As mobile apps become more sophisticated and assist patients and providers with the active detection and management of health conditions, we expect that the need for clarity and consensus about reasonable data privacy and protection practices with respect to CHI will intensify because this need for clarity and consensus is something about which both U.S. and EU regulators can agree.

In the wake of recent breaches of personally identifiable information (PII) suffered by health insurance companies located in their states, the New Jersey Legislature passed, and the Connecticut General Assembly will consider legislation that requires health insurance companies offering health benefits within these states to encrypt certain types of PII, including social security numbers, addresses and health information.  New Jersey joins a growing number of states (including California (e.g., 1798.81.5), Massachusetts (e.g., 17.03) and Nevada (e.g., 603A.215)) that require organizations that store and transmit PII to implement data security safeguards.   Massachusetts’ data security law, for example, requires any person or entity that owns or licenses certain PII about a resident of the Commonwealth to, if “technically feasible” (i.e., a reasonable technological means is available), encrypt information stored on laptops and other portable devices and encrypt transmitted records and files that will travel over public networks.  Unlike Massachusetts’ law New Jersey’s new encryption law only applies to health insurance carriers that are authorized to issue health benefits in New Jersey (N.J. Stat. Ann. §  56:8-196) but requires health insurance carriers to encrypt records with the PII protected by the statute when stored on any end-user systems and devices, and when transmitted electronically over public networks (e.g., N.J. Stat. Ann. § 56.8-197).

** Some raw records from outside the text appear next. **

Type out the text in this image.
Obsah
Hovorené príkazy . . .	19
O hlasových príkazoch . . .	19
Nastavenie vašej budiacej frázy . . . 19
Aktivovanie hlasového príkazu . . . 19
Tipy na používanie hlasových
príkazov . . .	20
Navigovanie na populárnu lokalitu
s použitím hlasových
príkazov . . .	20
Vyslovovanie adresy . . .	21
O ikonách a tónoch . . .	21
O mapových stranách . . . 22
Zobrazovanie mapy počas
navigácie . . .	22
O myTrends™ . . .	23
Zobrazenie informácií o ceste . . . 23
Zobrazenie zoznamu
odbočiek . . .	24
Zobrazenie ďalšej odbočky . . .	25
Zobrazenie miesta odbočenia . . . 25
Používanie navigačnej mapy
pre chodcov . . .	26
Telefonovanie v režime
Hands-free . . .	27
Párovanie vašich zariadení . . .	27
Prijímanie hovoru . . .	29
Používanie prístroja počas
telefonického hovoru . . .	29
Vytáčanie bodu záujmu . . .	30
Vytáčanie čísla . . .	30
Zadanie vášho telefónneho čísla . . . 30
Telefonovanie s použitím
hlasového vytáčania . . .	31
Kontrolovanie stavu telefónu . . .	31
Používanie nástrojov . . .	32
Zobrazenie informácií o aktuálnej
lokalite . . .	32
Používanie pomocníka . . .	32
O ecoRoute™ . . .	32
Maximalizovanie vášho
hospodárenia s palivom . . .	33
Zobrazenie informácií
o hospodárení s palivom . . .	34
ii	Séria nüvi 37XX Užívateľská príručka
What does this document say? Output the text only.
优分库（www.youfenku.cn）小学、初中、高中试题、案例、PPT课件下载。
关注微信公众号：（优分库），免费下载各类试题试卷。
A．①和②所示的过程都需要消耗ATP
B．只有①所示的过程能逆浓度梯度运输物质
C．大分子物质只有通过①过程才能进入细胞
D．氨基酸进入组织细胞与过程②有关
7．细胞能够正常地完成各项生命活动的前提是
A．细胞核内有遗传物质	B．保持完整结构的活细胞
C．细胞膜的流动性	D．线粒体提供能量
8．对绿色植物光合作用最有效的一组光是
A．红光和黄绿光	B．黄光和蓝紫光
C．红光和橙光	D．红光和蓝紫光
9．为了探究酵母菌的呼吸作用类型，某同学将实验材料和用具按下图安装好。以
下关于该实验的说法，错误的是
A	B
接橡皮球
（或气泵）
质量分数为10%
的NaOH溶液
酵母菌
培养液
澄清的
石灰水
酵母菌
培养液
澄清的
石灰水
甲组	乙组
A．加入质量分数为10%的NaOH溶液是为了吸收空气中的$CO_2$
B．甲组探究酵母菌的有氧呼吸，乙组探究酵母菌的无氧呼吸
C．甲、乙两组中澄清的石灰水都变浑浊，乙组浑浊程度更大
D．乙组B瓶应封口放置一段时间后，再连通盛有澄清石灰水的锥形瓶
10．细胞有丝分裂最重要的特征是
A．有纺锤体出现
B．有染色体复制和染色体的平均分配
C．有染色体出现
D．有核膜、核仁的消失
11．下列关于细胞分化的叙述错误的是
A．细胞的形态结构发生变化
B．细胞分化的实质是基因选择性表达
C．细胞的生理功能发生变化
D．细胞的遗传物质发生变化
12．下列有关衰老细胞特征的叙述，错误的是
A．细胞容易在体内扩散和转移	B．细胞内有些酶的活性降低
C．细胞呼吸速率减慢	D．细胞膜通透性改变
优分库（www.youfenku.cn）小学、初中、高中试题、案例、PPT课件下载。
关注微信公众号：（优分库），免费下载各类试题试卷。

At the federal level, the Health Insurance Portability and Accountability Act (HIPAA) already requires health plans, as well as other “covered entities” (i.e., health providers)  and their “business associates” (i.e., service providers who need access to a covered entity’s health information to perform their services), to encrypt stored health information or health information transmitted electronically if “reasonable and appropriate” for them to do so (45 C.F.R. §§ 164.306; 164.312).  According to the U.S. Department of Health and Human Services, health plans and other covered entities and their business associates should consider a variety factors to determine whether a security safeguard is reasonable and appropriate, including: (1) the covered entity or business associate’s risk analysis; (2) the security measures the covered entity or business associate already has in place; and (3) the costs of implementation (68 Fed. Reg. 8336).  If the covered entity or business associate determines that encryption of stored health information or transmitted information is not reasonable and appropriate, however, the covered entity or business associate may instead elect to document its determination and implement an equivalent safeguard.

The New Jersey law and the Connecticut proposal appear to reflect a legislative determination that encryption of stored or transmitted health information is always reasonable and appropriate for health plans to implement, regardless of the other safeguards that the health plan may already have in place.  As hackers become more sophisticated and breaches more prevalent in the health care industry, other states may follow New Jersey and Connecticut by expressly requiring health plans and other holders of health care information to implement encryption and other security safeguards, such as multifactor authentication or minimum password complexity requirements.  In fact, Connecticut’s Senate Democrats have indicated that their proposal will address user authentication protocol requirements, in addition to encryption.  We will continue to monitor Connecticut’s legislative proposal and track additional developments in state data security laws during this year’s legislative sessions.